The HUD 30-day notice rollback is a story about regulatory flux more than operational relief. The rule was challenged in court and is now in proposed rulemaking status, meaning the federal 30-day standard is still in effect for PBRA operators and likely will remain so through summer at minimum. The deeper lesson is not whether HUD ultimately shortens the notice period. It is that the eviction process in HUD-assisted properties is now governed by a layered and actively contested set of requirements, and operators who have not mapped their lease documents, state law timelines, and program-specific requirements into a single, auditable procedure are operating with unnecessary legal risk. The operators best protected when regulatory requirements shift are those who already know exactly what their notices say and why.

The labor data is the most persistently underweighted risk in multifamily financial modeling. A 30% annual staff turnover rate is not a background condition. It is an active operational tax. Every technician who leaves takes institutional property knowledge with them. Every leasing consultant turnover introduces a period of reduced conversion performance. Every period of reduced conversion in a market with any supply competition has a measurable occupancy impact. The operators treating retention as a systems question, building schedules, career tracks, cross-training, and compensation structures that make staying the better choice than leaving, are compounding a structural advantage over portfolios that absorb turnover as a recurring expense rather than solving it.

The California rent cap story is a preview of what operators in every major metro should expect over the next three to five years.
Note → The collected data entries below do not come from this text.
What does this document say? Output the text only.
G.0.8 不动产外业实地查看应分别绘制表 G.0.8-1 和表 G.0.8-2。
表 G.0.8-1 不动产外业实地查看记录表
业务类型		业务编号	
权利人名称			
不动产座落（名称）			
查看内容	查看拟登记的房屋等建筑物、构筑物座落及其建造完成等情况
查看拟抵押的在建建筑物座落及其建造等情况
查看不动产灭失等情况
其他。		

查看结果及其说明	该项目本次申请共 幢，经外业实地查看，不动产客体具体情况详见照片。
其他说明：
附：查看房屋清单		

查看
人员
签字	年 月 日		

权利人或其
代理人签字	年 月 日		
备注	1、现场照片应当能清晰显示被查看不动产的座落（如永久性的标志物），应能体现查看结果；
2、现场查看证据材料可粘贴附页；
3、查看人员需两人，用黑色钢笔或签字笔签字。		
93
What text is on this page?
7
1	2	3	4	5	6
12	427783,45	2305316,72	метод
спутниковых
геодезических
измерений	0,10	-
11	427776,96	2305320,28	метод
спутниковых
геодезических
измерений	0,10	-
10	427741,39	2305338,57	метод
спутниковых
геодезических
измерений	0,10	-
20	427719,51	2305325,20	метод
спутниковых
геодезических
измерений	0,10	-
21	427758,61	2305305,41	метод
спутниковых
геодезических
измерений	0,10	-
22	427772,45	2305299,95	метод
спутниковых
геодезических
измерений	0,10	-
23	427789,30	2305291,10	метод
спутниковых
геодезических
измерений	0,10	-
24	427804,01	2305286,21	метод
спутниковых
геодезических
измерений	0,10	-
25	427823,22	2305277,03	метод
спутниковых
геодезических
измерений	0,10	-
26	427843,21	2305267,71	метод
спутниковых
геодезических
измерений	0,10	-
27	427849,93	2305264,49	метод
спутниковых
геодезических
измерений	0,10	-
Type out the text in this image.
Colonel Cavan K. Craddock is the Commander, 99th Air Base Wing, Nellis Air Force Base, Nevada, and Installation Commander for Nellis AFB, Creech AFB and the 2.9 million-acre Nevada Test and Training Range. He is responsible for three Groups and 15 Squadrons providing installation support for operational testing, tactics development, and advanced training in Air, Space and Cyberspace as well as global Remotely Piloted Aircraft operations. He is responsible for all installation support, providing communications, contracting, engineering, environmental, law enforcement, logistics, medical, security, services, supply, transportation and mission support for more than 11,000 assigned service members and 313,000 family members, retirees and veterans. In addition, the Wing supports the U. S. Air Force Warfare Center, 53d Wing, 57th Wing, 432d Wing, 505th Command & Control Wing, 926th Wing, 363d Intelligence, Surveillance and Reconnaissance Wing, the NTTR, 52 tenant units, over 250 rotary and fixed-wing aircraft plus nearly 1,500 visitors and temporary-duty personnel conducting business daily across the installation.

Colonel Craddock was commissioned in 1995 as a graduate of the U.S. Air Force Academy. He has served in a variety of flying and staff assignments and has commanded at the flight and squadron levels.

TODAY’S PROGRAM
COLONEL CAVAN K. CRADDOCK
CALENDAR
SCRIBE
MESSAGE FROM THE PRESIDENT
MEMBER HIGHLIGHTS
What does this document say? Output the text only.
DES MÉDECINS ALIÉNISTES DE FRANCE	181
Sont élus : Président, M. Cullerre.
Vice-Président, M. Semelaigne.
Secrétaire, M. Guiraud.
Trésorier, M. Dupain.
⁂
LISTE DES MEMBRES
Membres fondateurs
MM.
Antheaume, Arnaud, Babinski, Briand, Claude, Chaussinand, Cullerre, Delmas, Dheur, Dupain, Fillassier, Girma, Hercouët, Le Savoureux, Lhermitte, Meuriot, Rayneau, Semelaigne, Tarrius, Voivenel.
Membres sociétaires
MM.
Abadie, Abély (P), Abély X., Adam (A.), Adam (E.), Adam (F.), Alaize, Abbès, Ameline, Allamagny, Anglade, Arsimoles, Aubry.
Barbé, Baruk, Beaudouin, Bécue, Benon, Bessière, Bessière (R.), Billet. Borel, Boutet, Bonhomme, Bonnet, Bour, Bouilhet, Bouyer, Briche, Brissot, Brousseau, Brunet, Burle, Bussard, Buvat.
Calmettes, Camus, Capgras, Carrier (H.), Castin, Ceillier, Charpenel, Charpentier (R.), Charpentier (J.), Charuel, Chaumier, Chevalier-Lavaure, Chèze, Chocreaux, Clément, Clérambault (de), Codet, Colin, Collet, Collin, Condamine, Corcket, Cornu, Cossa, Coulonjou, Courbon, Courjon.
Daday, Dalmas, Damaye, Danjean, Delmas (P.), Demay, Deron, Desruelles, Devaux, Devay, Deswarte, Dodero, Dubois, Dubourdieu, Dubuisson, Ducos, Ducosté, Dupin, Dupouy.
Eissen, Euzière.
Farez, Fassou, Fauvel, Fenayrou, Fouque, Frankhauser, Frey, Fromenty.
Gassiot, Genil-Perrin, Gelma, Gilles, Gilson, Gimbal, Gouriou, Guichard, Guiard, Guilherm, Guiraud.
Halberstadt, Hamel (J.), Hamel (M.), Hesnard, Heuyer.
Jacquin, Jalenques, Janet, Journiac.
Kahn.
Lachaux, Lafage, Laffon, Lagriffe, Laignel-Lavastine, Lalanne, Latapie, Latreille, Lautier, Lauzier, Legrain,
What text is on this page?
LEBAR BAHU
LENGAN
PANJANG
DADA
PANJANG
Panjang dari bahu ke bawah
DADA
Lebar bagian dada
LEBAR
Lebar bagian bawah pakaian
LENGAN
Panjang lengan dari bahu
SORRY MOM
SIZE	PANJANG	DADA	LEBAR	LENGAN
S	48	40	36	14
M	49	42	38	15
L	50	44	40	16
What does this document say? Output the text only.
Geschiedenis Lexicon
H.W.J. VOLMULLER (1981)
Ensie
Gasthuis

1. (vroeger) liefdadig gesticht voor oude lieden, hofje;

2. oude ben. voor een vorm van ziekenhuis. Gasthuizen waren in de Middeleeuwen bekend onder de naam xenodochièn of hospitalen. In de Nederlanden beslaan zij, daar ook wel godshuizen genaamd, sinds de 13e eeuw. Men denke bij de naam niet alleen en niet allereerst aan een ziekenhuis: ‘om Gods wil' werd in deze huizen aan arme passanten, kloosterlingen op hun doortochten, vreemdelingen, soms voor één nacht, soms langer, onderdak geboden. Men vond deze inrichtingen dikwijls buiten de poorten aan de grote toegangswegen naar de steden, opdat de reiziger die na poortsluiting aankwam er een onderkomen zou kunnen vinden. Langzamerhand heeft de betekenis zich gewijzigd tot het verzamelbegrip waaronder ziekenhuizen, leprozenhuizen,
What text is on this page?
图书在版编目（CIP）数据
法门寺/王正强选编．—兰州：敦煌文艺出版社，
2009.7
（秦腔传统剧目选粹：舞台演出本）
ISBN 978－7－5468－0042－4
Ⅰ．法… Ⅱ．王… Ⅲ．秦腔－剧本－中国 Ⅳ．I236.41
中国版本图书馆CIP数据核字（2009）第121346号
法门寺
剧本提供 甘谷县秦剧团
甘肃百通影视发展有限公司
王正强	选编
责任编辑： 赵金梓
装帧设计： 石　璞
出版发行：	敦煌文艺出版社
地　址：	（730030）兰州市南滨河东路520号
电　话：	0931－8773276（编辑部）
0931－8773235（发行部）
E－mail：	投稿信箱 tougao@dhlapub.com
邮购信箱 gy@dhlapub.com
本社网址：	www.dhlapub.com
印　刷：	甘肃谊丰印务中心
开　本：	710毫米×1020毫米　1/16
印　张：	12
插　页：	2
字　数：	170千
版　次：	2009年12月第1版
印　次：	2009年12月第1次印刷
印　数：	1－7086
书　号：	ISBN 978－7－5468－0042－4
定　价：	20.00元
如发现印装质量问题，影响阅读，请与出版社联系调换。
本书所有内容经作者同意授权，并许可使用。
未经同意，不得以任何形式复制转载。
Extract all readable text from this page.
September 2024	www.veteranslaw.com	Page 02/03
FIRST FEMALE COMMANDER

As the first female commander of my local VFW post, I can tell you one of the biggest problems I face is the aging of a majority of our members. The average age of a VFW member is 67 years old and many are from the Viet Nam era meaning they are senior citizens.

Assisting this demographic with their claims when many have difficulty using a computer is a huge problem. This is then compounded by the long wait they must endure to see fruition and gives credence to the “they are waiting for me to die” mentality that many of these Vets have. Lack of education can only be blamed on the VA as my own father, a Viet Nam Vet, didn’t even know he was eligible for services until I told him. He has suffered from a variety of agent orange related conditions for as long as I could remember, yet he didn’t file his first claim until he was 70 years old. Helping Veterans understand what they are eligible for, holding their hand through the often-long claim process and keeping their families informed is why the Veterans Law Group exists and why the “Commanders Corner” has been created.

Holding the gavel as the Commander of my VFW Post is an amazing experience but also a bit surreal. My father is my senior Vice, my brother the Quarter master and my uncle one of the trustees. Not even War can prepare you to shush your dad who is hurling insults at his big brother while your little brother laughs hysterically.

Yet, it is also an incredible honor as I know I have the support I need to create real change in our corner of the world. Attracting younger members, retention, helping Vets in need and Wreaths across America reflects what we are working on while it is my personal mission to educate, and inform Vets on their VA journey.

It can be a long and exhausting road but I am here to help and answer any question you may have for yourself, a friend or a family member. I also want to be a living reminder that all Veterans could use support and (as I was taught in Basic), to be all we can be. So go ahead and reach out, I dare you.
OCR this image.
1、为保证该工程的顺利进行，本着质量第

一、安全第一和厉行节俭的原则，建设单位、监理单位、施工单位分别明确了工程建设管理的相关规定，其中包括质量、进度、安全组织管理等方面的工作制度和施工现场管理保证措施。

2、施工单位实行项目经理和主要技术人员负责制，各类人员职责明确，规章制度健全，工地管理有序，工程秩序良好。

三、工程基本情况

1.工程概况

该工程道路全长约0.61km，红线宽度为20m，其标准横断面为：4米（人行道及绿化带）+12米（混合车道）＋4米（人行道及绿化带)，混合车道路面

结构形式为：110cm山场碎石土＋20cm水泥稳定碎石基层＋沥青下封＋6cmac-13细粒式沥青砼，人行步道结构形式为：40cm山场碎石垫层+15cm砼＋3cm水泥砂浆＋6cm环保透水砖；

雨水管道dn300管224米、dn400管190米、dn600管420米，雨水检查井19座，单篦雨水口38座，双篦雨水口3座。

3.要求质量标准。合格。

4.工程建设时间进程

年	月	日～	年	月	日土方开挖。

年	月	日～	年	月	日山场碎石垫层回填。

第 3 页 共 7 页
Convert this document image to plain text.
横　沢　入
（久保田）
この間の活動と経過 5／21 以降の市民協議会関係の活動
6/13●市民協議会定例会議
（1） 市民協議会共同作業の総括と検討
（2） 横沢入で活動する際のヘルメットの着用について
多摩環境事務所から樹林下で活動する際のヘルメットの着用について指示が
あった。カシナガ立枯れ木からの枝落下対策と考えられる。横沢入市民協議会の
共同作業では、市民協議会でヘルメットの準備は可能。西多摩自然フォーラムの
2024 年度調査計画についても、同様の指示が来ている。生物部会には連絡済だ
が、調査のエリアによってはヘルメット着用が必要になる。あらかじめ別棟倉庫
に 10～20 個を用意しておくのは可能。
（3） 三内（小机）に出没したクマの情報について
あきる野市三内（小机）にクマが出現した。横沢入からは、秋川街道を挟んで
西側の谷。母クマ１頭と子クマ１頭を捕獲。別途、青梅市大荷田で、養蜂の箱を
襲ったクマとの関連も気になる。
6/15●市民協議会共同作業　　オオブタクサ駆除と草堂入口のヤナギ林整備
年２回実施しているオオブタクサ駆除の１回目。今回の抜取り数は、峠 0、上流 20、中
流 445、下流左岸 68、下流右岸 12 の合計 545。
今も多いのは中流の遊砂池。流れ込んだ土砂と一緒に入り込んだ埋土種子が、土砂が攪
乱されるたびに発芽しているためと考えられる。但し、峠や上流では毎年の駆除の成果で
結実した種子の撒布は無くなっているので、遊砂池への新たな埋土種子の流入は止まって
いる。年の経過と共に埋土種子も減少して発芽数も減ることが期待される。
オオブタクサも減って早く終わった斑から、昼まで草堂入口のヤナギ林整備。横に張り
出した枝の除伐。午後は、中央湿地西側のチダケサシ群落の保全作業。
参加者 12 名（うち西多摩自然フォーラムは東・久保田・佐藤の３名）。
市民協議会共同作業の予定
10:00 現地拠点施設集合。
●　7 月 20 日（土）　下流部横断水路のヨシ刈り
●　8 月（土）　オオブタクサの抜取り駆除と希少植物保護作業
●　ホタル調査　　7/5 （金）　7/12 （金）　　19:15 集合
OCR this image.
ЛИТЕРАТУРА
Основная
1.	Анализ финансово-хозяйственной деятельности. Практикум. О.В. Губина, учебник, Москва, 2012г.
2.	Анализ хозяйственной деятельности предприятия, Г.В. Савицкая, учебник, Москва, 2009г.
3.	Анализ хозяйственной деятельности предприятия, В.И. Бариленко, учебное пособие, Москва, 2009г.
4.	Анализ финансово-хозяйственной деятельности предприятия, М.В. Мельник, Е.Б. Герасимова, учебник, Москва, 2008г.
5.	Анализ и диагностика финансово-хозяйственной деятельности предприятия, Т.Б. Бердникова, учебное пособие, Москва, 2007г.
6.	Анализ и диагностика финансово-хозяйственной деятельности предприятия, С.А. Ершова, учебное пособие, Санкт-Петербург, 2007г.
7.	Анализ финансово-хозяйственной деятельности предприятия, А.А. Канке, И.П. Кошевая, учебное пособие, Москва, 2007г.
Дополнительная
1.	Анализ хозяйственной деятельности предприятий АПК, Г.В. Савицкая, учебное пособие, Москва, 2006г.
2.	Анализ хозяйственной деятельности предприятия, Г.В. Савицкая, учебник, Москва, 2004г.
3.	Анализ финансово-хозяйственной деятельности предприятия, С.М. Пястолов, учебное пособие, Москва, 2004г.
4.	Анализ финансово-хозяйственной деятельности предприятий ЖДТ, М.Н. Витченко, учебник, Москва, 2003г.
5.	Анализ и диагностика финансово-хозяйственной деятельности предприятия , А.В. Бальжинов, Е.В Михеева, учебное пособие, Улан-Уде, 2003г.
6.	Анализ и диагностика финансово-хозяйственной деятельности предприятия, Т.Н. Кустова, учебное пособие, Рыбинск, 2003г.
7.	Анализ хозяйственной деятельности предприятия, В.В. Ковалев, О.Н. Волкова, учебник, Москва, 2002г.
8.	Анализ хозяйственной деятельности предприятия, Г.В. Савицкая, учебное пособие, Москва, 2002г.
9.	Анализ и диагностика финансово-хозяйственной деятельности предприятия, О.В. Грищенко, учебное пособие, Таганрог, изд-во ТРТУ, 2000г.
AB 1482 is one version of a regulatory pattern playing out in markets from New York to Washington to Austin: legislative pressure on rent levels, uncertainty about what the rules will be at expiration, and operators caught between the need to capture revenue and the legal exposure of missteps in constrained compliance environments. The operators who build compliance into their operating systems as infrastructure, not as a task triggered by a specific bill, will be better positioned in every one of these markets regardless of which way any particular bill goes.